Google says AI weather model masters 15-day forecast
Scope and novelty of the model
- Commenters say this is a new DeepMind model (GenCast), significantly better than prior AI weather models.
- It’s trained on ~40 years of ERA5 reanalysis data (1979–2018) and evaluated mainly on 2019.
- Main selling points: 15‑day global forecasts, high claimed skill vs ECMWF, and much lower run-time (minutes vs hours on HPC).

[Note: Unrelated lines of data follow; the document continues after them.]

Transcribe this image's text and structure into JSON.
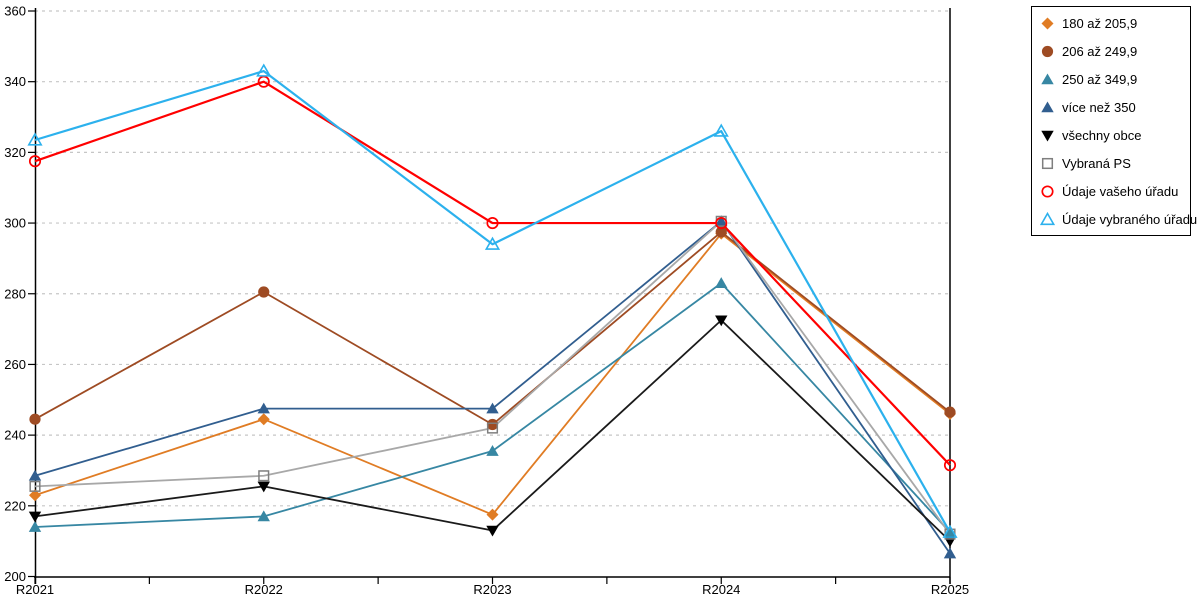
{
  "chart_data": {
    "type": "line",
    "title": "",
    "xlabel": "",
    "ylabel": "",
    "categories": [
      "R2021",
      "R2022",
      "R2023",
      "R2024",
      "R2025"
    ],
    "y_ticks": [
      "200",
      "220",
      "240",
      "260",
      "280",
      "300",
      "320",
      "340",
      "360"
    ],
    "ylim": [
      200,
      360
    ],
    "grid": "dashed-horizontal",
    "legend_position": "right",
    "series": [
      {
        "name": "180 až 205,9",
        "marker": "diamond",
        "color": "#E07C24",
        "line_color": "#E07C24",
        "values": [
          223,
          244.5,
          217.5,
          297,
          246
        ]
      },
      {
        "name": "206 až 249,9",
        "marker": "circle",
        "color": "#9E4B23",
        "line_color": "#9E4B23",
        "values": [
          244.5,
          280.5,
          243,
          297.5,
          246.5
        ]
      },
      {
        "name": "250 až 349,9",
        "marker": "triangle",
        "color": "#3787A3",
        "line_color": "#3787A3",
        "values": [
          214,
          217,
          235.5,
          283,
          212.5
        ]
      },
      {
        "name": "více než 350",
        "marker": "triangle",
        "color": "#315E8F",
        "line_color": "#315E8F",
        "values": [
          228.5,
          247.5,
          247.5,
          300.5,
          206.5
        ]
      },
      {
        "name": "všechny obce",
        "marker": "triangle-down",
        "color": "#000000",
        "line_color": "#1A1A1A",
        "values": [
          217,
          225.5,
          213,
          272.5,
          210
        ]
      },
      {
        "name": "Vybraná PS",
        "marker": "square-open",
        "color": "#7F7F7F",
        "line_color": "#A8A8A8",
        "values": [
          225.5,
          228.5,
          242,
          300.5,
          212
        ]
      },
      {
        "name": "Údaje vašeho úřadu",
        "marker": "circle-open",
        "color": "#FF0000",
        "line_color": "#FF0000",
        "values": [
          317.5,
          340,
          300,
          300,
          231.5
        ]
      },
      {
        "name": "Údaje vybraného úřadu",
        "marker": "triangle-open",
        "color": "#2CB1ED",
        "line_color": "#2CB1ED",
        "values": [
          323.5,
          343,
          294,
          326,
          212.5
        ]
      }
    ]
  },
  "style_colors": {
    "gridline": "#C6C6C6",
    "axis": "#000000"
  }
}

Training, backtesting, and overfitting concerns
- Evaluation is largely on historical “held-out” data (2019), not on live, forward-in-time forecasts yet.
- Multiple commenters worry that hyperparameter tuning and model iteration on that test period quietly overfit, inflating apparent generalization.
- Others respond that backtesting on post‑training years is standard practice; 2019 is after the training window, so it is at least a genuine out-of-sample period in calendar time.
Accuracy, extremes, and tail risks
- Several people care less about “97% of cases” and more about the 3% that are wrong: are they trivial drizzle misses or catastrophic-storm failures?
- Concern that AI models may do great on common, stable regimes but fail badly on rare, high-impact events (bomb cyclones, unusual hurricanes).
- Some note traditional models also struggle here; questions about whether AI actually improves extreme-event skill.
AI vs physics-based / causal models
- One camp argues physics-based numerical models encode causal structure, are more interpretable, and handle distribution shifts better.
- Another notes that traditional models also have many heuristics and tuning; they’re not pure first-principles.
- A hybrid future is discussed: physics cores with ML components (e.g., neural differential equations, emulators of dynamical cores).
- Some evidence is cited that AI weather models reproduce classic dynamical behaviors, suggesting they’re more than naive pattern-matching.
Understanding vs pure prediction
- Several worry AI forecasts improve utility but not scientific understanding; weights are opaque.
- Counterargument: operational forecasting is about usable predictions; understanding can still be pursued separately, and AI outputs can themselves be studied.
Operational, institutional, and trust issues
- GenCast depends on ECMWF-style reanalysis and initial conditions; savings partly externalize to those systems.
- DeepMind claims code/weights/forecasts will be released; some suspect eventual monetization or lock-in.
- Skepticism about Google’s claims is fueled by past missteps (Google Flu Trends, Gemini rollout), though others point to DeepMind’s strong track record (e.g., Alpha* work).
Climate change and distribution shift
- Debate over how much changing climate and evolving weather statistics will degrade AI model skill over time.
- Some think underlying atmospheric dynamics are stable enough that regular retraining will suffice; others think future, shifted regimes could cause sharp accuracy drops.